The Secret To Good Couple Communication

The secret to good communication as a couple

We often hear that to have a good relationship  good communication is the most important thing. And it’s true, but in the end everyone will give this phrase their own interpretation. Some will think they have enough talk to their partners and others will think about what they have to talk about.

Communication goes beyond talking or not talking, or talking. It has more to do with what you say and how you say it.

What are the most common mistakes in couple communication?

Most of the mistakes we usually make in couple communication have to do with not knowing how to express oneself correctly or due to lack of respect for oneself or for the other person:

– We impose our criteria believing that our point of view is better than that of our partners.

– We frequently express defects and complaints from the partner, sometimes in an exaggerated way.

– We want the other person to be as we want.

– We are not interested in our partner’s views or beliefs.

– We don’t let our partner express himself.

– We assume what he is going to say and we constantly interrupt him.

– We manipulate to get what we want.

– We are right even if we do not agree.

The result of this pattern of behavior can weaken the relationship to the point of termination in many cases.

How could I communicate correctly with my partner?

Regardless of whether we are aggressive, passive or manipulative in our communication, there is a middle ground called assertiveness  within everyone’s reach.

Assertiveness is just a form of expression in which respect for oneself and others is sought. 

Expressing the thoughts, feelings and way of seeing the world through words or gestures, in a calm and appropriate way, while wanting to know the feelings and thoughts of the other in order to understand them better.

How could you be more assertive?

I. Express your appreciation for his qualities

More likely, you appreciate certain qualities or actions in your partner. Something about his looks, his temper, something he says or does, whatever. Expressing it verbally or otherwise is good for both of you as you both will be able to feel better.

Our environment would improve significantly if instead of complaints or criticism there were more expressions of appreciation.

For example, it’s not the same thing to say,  “I would like to tell you that, although it doesn’t seem like it, I pay close attention to the effort you make to help and support me. It makes me feel good. Thanks for everything.”, d what to say:  “If you want to help, do it right!”

II. Accept the displays of affection and urbanity

It is also possible for your partner to express his appreciation for you. Don’t doubt your sincerity, the fact that you don’t believe it doesn’t mean the other person doesn’t. Accept these demonstrations of course, a simple “thank you” is enough.

For example you can tell him: How beautiful you are . And you end up answering : Yes, with that hair…
Remember not to doubt your sincerity, just say “thank you”.

III. Be able to say “No”

Keep in mind that the responsibility for saying “No” is yours alone and saying “Yes” when you want to say “No” is not sincere and hurts your feelings.

You are within your rights to refuse requests without feeling guilty or selfish. Remember that you don’t reject the person, just the request, although there may be a lack of understanding on the part of your partner.

For example: it’s not the same thing to say, ” I understand you want us to go to this meeting, but right now I don’t.”  Than going unwillingly to a place where the two of them will probably have a bad time in the end.

IV. order what you want

A very common mistake is to expect your partner to do something without telling him or her at any time. We all have the right to express what we want, but if we don’t, we will have to understand that others cannot guess it, no matter how well they know each other. If you really want something, express it appropriately.

For example, it is not the same thing to say:  “ I would like us to go for a walk in the afternoon, what do you think?”  Than being internally frustrated because your partner never has the idea of ​​going for a walk.

V. Explain what you think or how you feel

State clearly what you think or how you feel. Be positive or negative, but always with respect for the other. There is no better way for your partner to understand you than by showing your emotions. “This is what I think…”, “I’m upset with you because…”, “It scares me…”.
Accumulating emotions can make us explode at some point.
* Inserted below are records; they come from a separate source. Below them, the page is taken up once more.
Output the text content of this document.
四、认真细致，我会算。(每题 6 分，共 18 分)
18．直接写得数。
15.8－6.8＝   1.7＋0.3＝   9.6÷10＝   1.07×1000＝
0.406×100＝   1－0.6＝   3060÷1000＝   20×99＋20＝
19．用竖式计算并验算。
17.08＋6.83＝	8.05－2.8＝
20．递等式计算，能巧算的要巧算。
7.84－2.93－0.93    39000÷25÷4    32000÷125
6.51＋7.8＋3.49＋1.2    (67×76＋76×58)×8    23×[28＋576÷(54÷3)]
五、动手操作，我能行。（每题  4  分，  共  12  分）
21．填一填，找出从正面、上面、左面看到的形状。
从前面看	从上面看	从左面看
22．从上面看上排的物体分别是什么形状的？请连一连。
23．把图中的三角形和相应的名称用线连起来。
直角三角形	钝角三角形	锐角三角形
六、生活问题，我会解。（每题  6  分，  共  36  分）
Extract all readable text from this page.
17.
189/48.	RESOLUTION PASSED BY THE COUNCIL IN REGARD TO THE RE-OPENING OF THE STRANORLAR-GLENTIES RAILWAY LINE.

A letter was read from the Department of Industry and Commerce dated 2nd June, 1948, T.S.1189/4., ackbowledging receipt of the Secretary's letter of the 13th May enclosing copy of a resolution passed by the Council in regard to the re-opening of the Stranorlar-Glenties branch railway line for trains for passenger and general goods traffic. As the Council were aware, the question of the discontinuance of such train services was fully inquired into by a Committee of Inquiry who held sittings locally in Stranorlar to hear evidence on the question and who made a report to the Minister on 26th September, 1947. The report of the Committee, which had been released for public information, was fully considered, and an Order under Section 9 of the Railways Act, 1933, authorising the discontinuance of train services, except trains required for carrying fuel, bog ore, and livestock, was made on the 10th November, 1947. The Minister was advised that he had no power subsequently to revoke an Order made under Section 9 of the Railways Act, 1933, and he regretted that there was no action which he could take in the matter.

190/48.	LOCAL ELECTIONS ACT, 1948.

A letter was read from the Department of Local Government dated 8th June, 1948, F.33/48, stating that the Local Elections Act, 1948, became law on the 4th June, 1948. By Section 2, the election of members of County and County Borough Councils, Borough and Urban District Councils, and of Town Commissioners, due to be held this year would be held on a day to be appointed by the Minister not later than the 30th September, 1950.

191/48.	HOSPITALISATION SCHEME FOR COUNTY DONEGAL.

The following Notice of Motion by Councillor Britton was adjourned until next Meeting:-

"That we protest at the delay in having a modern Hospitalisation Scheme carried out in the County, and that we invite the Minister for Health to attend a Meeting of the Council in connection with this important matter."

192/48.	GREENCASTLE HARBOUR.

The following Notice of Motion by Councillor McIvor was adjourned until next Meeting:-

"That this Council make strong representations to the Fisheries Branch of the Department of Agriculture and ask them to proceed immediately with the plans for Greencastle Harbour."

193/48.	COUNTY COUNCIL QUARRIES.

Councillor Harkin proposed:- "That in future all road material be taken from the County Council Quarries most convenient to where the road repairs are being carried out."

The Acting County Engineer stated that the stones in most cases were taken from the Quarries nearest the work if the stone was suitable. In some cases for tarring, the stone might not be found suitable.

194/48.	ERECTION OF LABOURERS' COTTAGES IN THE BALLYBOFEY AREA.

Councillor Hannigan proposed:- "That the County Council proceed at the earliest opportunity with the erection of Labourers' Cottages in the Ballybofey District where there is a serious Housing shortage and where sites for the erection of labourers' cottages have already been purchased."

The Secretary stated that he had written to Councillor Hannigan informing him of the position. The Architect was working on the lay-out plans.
For example, it’s not the same thing to say:  ” Every time you’re late I worry, I’d like you to take into account that if this happens again, remember to let me know.” Than blaming the other, hiding our emotions and saying,  “You’re always late! Every time you go out it’s the same story!”

SAW. beware of accusations

It’s very easy to get carried away with anger and blame our partner when we feel bad. So, to avoid confrontations that lead to nothing, it’s best to:

Asking Questions Instead of Accusing
How could it be, ” Are you listening to me?” , instead of directly accusing and saying, ” Again, you’re not listening to me!”

Commenting on what your partner does without qualifying him
For example: ” I’ve noticed that lately you forget about the clothes thrown on the bed after you change.” Instead of:  “You’re a disaster, every time you change your clothes you leave the room in a mess.”

Avoid generalizations as always or never 
For example it’s better to say: “ Lately you’re not taking out the garbage .” What to say: ” You never take out the trash.”

VII. Use assertive terms in our conversation

I think, feel, let’s do, want, what you think, what it looks like, how can we solve this, I’d like…

Maintaining assertive communication with your partner does not guarantee the absence of arguments and problems, but it does facilitate a mutual understanding and respect that will slowly take shape. You will always have this option at hand, just choose it.